Com esse capital, o “Carvoeiro” iniciou uma empresa de construção civil e aumentou a sua fortuna tornando-se num dos maiores construtores da zona de Lisboa até, pelo menos, os finais da década de 1960, tendo sido responsável pela construção de vários hotéis da rede Alfa, pelo edifício da esquina da Avenida dos EUA com a Avenida do Aeroporto, pelo Hotel Roma (sito na avenida de mesmo nome), pela sua ampliação e pelo edifício onde estava, até há bem pouco tempo, a REN na Estados Unidos da América, entre outros.

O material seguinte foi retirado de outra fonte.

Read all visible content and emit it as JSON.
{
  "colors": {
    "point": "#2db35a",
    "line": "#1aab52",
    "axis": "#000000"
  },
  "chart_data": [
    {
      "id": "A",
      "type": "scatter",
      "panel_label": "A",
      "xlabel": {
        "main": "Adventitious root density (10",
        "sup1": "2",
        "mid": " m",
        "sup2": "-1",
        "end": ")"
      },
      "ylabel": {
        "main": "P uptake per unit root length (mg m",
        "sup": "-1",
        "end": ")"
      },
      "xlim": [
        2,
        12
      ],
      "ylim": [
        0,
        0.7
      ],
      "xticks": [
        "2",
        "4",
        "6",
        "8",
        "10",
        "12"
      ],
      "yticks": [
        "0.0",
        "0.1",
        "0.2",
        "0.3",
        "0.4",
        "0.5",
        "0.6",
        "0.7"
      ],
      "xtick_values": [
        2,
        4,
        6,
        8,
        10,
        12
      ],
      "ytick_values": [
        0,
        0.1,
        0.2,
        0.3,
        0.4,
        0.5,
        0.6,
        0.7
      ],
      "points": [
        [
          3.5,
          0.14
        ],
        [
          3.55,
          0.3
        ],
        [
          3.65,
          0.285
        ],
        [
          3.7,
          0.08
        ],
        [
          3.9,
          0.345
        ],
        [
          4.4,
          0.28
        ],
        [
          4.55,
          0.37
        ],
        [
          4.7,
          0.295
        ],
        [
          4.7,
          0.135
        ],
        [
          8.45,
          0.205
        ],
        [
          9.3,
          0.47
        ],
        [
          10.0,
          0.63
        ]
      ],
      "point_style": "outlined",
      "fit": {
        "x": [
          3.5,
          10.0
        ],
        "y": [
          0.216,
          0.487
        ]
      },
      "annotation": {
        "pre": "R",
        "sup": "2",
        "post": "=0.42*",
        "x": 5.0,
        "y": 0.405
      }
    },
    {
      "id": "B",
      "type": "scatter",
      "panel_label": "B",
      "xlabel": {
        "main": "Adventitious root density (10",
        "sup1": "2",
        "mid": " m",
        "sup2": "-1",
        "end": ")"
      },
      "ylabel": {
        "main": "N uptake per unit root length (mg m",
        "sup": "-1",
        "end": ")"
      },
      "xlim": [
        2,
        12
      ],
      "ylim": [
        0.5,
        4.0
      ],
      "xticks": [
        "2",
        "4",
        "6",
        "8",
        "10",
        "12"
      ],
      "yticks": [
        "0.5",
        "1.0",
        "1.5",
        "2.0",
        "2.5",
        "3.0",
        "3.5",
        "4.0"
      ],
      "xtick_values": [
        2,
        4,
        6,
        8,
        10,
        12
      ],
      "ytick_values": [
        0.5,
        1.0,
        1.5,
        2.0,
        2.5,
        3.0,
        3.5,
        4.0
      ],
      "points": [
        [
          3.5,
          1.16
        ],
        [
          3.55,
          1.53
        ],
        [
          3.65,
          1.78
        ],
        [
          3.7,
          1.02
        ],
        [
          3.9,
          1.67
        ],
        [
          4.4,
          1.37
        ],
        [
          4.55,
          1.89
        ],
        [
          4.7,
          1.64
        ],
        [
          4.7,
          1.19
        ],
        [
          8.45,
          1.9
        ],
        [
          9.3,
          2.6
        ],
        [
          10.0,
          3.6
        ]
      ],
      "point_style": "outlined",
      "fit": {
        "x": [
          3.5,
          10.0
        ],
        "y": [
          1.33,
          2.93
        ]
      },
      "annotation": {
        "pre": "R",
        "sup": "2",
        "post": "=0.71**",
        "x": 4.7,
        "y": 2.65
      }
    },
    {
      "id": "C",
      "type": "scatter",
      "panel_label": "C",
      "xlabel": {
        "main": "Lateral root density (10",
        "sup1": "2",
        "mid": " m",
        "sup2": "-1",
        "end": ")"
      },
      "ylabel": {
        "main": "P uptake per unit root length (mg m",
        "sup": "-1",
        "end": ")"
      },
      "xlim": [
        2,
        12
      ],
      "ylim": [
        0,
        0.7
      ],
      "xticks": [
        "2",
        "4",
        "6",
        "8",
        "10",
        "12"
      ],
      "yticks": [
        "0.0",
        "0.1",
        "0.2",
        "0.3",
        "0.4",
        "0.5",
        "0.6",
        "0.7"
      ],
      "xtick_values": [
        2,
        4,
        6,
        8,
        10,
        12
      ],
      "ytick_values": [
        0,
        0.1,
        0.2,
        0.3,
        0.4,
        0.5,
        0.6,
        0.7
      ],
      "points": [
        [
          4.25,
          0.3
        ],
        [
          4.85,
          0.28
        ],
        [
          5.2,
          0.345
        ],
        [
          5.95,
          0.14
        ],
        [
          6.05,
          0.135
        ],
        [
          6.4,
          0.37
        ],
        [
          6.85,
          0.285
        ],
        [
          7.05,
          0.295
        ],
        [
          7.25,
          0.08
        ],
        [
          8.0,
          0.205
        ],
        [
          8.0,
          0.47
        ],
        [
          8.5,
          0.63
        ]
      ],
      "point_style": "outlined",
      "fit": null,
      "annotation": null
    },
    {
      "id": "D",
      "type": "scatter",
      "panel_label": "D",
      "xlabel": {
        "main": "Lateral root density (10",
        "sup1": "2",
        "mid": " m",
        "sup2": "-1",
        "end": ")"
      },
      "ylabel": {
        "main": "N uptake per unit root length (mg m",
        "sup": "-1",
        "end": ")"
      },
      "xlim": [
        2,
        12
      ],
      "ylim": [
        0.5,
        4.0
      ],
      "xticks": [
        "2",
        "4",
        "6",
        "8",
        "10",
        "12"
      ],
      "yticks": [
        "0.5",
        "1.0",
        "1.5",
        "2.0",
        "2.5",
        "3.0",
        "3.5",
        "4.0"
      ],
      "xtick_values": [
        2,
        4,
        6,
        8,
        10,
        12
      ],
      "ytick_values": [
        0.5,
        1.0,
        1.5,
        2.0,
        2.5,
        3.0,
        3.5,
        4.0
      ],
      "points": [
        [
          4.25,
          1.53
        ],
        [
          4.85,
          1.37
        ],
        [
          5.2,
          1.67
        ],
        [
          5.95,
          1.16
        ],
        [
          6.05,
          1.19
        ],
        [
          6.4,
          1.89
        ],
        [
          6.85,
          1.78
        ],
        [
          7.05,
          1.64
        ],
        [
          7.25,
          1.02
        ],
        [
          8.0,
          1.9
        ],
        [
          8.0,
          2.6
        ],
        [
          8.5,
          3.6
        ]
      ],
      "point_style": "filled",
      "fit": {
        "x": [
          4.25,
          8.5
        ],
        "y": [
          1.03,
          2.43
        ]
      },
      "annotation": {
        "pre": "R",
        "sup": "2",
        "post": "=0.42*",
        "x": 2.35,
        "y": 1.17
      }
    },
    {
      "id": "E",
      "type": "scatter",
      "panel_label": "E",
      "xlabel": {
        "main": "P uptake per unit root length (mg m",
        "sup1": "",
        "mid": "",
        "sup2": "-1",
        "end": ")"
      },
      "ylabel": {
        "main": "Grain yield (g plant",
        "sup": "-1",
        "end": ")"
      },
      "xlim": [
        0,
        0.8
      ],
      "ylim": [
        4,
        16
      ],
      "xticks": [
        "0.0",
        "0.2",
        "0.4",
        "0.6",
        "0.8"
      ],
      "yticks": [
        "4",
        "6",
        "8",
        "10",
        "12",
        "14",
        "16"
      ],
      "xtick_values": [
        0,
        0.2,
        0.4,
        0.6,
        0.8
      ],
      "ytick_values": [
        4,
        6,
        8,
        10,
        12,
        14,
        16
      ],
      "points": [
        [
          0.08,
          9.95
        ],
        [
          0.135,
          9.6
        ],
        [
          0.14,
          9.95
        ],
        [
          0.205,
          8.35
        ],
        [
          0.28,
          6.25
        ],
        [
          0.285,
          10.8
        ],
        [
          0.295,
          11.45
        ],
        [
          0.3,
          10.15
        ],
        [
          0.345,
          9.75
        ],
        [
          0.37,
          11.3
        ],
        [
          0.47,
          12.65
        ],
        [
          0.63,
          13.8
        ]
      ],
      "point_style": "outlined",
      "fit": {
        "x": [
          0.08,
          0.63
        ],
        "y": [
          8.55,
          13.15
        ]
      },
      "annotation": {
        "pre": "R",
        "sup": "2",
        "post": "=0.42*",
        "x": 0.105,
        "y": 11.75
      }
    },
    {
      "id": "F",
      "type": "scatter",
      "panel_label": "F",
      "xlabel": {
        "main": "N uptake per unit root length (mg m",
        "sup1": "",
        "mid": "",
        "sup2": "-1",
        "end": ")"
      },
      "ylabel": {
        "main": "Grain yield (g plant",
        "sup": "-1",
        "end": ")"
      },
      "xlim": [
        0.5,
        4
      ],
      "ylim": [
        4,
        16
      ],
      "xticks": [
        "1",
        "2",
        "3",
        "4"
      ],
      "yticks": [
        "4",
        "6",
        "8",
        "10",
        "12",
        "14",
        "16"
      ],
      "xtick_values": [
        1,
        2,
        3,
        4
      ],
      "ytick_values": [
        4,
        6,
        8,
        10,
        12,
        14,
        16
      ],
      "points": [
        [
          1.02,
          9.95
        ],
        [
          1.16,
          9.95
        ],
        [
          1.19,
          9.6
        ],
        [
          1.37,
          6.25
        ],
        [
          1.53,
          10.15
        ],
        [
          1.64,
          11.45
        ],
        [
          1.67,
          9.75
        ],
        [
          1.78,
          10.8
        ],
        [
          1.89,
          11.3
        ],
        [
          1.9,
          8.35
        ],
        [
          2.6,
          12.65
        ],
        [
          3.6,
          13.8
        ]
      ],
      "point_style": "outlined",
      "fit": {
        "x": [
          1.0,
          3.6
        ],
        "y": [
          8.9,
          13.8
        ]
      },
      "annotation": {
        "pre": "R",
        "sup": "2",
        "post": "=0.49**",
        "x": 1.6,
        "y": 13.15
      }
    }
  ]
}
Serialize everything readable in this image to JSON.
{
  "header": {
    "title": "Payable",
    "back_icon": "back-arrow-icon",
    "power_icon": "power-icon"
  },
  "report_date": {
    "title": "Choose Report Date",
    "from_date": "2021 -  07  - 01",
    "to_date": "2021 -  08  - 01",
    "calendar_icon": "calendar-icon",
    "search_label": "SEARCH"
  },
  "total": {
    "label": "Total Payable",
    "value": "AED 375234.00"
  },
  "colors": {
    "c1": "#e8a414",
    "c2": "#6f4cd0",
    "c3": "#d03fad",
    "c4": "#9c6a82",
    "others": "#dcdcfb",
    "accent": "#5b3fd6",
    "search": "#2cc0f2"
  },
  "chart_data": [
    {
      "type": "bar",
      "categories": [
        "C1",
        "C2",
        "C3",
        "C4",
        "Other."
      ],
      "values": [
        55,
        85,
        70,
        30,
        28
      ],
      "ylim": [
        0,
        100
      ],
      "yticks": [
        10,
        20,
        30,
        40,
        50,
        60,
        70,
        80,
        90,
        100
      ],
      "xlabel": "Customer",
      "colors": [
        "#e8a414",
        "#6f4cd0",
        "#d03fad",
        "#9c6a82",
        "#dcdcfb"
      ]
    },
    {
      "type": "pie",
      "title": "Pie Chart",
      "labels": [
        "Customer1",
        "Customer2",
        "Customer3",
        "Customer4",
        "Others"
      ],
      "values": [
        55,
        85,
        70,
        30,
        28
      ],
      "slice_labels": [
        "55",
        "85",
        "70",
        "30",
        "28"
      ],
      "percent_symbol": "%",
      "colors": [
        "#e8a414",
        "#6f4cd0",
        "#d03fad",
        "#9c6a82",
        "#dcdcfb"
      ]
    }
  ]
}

Nos arredores de Lisboa, construiu no final da década de 1960 ou começos da de 1970, com o arquitecto Fernando Silva, alguns lotes numa técnica “Tipo Túnel” na Portela de Sacavém e o Edifício Concorde, em Portimão.

Teve dois filhos homens, tendo um deles falecido pouco depois do pai e estando o segundo agora na posse da propriedade na Av. Gago Coutinho e que exerceu atividade também na área do imobiliário. Teve também uma filha que haveria de casar com o Dr. Fernando Heitor Barros de Sequeiros, juiz em Sintra na década de 1960, e, posteriormente, Juiz-Conselheiro do Supremo Tribunal Administrativo.

Vista aérea da Quinta do Carvoeiro.

O terreno agrega dois lotes, sendo assim maior do que a maioria dos terrenos de vivendas em torno, e foi decorado por uma capela e pela fonte “Anno de 1717” de que acima falámos que, segundo moradores, o proprietário teria comprado em demolições tendo-os desmontando, transportado e reconstruído neste terreno.

A origem destas construções é incerta, sabendo-se que teriam vindo do norte de Portugal, provavelmente de uma da zona de onde era oriundo, e que José Maria Gonçalves terá trazido porque gostava muito de História.

Fontes: Baltazar Ferreira; Frederico Carvalho; Alfredo Barbosa; Jorge Santos Silva.


* Rui Martins nasceu em Lisboa, numa Rua da Penha de França, num edifício com uma das portas Arte Nova mais originais de Lisboa. Um ano depois já tinha migrado (como tantos outros alfacinhas) para a periferia. Regressou há 18 anos. Trabalha como informático. Está ativo em várias associações e movimentos de cidadania local (sobretudo na rede de “Vizinhos em Lisboa”).